Él no hizo nada para detenerla ni para animarla a seguir adelante; se limitó a mirarla y a esperar que su cuerpo reaccionara a su contacto. Ella sacó ligeramente la lengua y se humedeció el labio superior, mientras sus ojos le daban a entender el uso que en realidad deseaba dar a su lengua. Sus dedos continuaron explorando, subiendo por su pierna.
Pero en lugar de excitarse, Austin no sintió nada. Absolutamente nada. Esa hermosa mujer, con su cuerpo voluptuoso y su promesa de deleites sexuales, no le provocaba el menor deseo. Deslizó la mano debajo de la mesa para atajar sus caricias. En ese preciso instante, su madre se puso de pie en señal de que la cena había terminado.
La condesa de Millham, interpretando erróneamente la razón por la que él había puesto la mano debajo de la mesa, desplegó una sonrisa pícara, mientras se levantaba como todos los demás.
– Hasta después -le susurró al oído mientras las damas se marchaban en dirección al salón y dejaban a los caballeros con sus cigarros.
Austin se reclinó en su silla, encendió un puro y exhaló una larga voluta de humo aromático. La condesa de Millham le había proporcionado una oportunidad perfecta y muy necesaria para aliviar el dolor incesante que atormentaba sus partes bajas. Entonces ¿por qué demonios no estaba contento?
Porque ella no era la mujer que deseaba. Profundamente disgustado consigo mismo, le pidió a un criado con un gesto que le sirviese un brandy, y apuró de un trago la copa del fuerce licor.
Sospechaba que sería una noche espantosamente larga.
Elizabeth entró en su alcoba y apoyó la espalda en la puerta cerrada, aliviada por haber logrado escapar del salón y del parloteo de las mujeres. Tanto tía Joanna como Caroline se habían mostrado preocupadas cuando ella, alegando dolor de cabeza, le había excusado para retirarse temprano, pero no se veía capaz de permanecer más tiempo en compañía de los invitados. Había demasiada gente, demasiadas imágenes inconexas que se agolpaban en su mente. Sentía como si tuviese un cuerpo de tambores martilleándole la cabeza.

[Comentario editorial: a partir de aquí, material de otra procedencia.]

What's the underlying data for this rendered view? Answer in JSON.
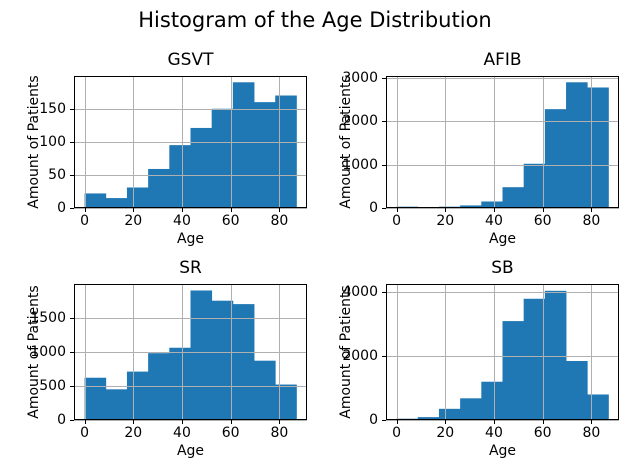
{
  "figure": {
    "title": "Histogram of the Age Distribution",
    "background": "#ffffff",
    "bar_color": "#1f77b4",
    "grid_color": "#b0b0b0",
    "spine_color": "#000000",
    "text_color": "#000000"
  },
  "chart_data": [
    {
      "type": "bar",
      "title": "GSVT",
      "xlabel": "Age",
      "ylabel": "Amount of Patients",
      "bin_edges": [
        0,
        8.7,
        17.4,
        26.1,
        34.8,
        43.5,
        52.2,
        60.9,
        69.6,
        78.3,
        87
      ],
      "values": [
        22,
        15,
        31,
        59,
        95,
        121,
        150,
        190,
        160,
        170
      ],
      "xticks": [
        0,
        20,
        40,
        60,
        80
      ],
      "yticks": [
        0,
        50,
        100,
        150
      ],
      "xlim": [
        -4.35,
        91.35
      ],
      "ylim": [
        0,
        199.5
      ],
      "grid": true,
      "legend": false
    },
    {
      "type": "bar",
      "title": "AFIB",
      "xlabel": "Age",
      "ylabel": "Amount of Patients",
      "bin_edges": [
        0,
        8.7,
        17.4,
        26.1,
        34.8,
        43.5,
        52.2,
        60.9,
        69.6,
        78.3,
        87
      ],
      "values": [
        30,
        10,
        30,
        60,
        150,
        480,
        1020,
        2280,
        2900,
        2780
      ],
      "xticks": [
        0,
        20,
        40,
        60,
        80
      ],
      "yticks": [
        0,
        1000,
        2000,
        3000
      ],
      "xlim": [
        -4.35,
        91.35
      ],
      "ylim": [
        0,
        3045
      ],
      "grid": true,
      "legend": false
    },
    {
      "type": "bar",
      "title": "SR",
      "xlabel": "Age",
      "ylabel": "Amount of Patients",
      "bin_edges": [
        0,
        8.7,
        17.4,
        26.1,
        34.8,
        43.5,
        52.2,
        60.9,
        69.6,
        78.3,
        87
      ],
      "values": [
        620,
        450,
        710,
        980,
        1060,
        1900,
        1750,
        1700,
        870,
        520
      ],
      "xticks": [
        0,
        20,
        40,
        60,
        80
      ],
      "yticks": [
        0,
        500,
        1000,
        1500
      ],
      "xlim": [
        -4.35,
        91.35
      ],
      "ylim": [
        0,
        1995
      ],
      "grid": true,
      "legend": false
    },
    {
      "type": "bar",
      "title": "SB",
      "xlabel": "Age",
      "ylabel": "Amount of Patients",
      "bin_edges": [
        0,
        8.7,
        17.4,
        26.1,
        34.8,
        43.5,
        52.2,
        60.9,
        69.6,
        78.3,
        87
      ],
      "values": [
        40,
        90,
        350,
        680,
        1200,
        3100,
        3800,
        4050,
        1850,
        800
      ],
      "xticks": [
        0,
        20,
        40,
        60,
        80
      ],
      "yticks": [
        0,
        2000,
        4000
      ],
      "xlim": [
        -4.35,
        91.35
      ],
      "ylim": [
        0,
        4263
      ],
      "grid": true,
      "legend": false
    }
  ]
}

Además, estaba él. Resultaba dolorosamente evidente que Austin hacía lo posible por evitarla. Apenas había dado muestras de reparar en su presencia antes de la cena, y durante el banquete, cada vez que ella miraba en su dirección desde su extremo de la mesa parecía absorto en la hermosa mujer de pechos grandes que estaba sentada a su lado.
Ella había dispensado entonces su atención al vizconde de Farrington y descubierto que compartía su afición por el dibujo. Para su sorpresa, él le dirigió varios elogios floridos y le manifestó su deseo de retratarla. Sin embargo, por más que ella intentara estar pendiente de él, las imágenes vagas e inquietantes que acudían a su mente, así como la presencia del hombre sentado a la cabecera de la mesa, la distraían constantemente.
Después de ponerse el camisón, preparó un remedio para la jaqueca y se metió en la cama. Figuras indistintas se arremolinaban en su cerebro, sin que pudiera reconocerlas. Cerró los ojos, esforzándose por ahuyentar esos fantasmas, pero ellos se negaban a marcharse. De pronto le vino a la mente la imagen del rostro de Austin, quien curvaba muy despacio las comisuras de la boca hasta desplegar una sonrisa devastadora. También intentó apartarlo de su mente sin ningún éxito.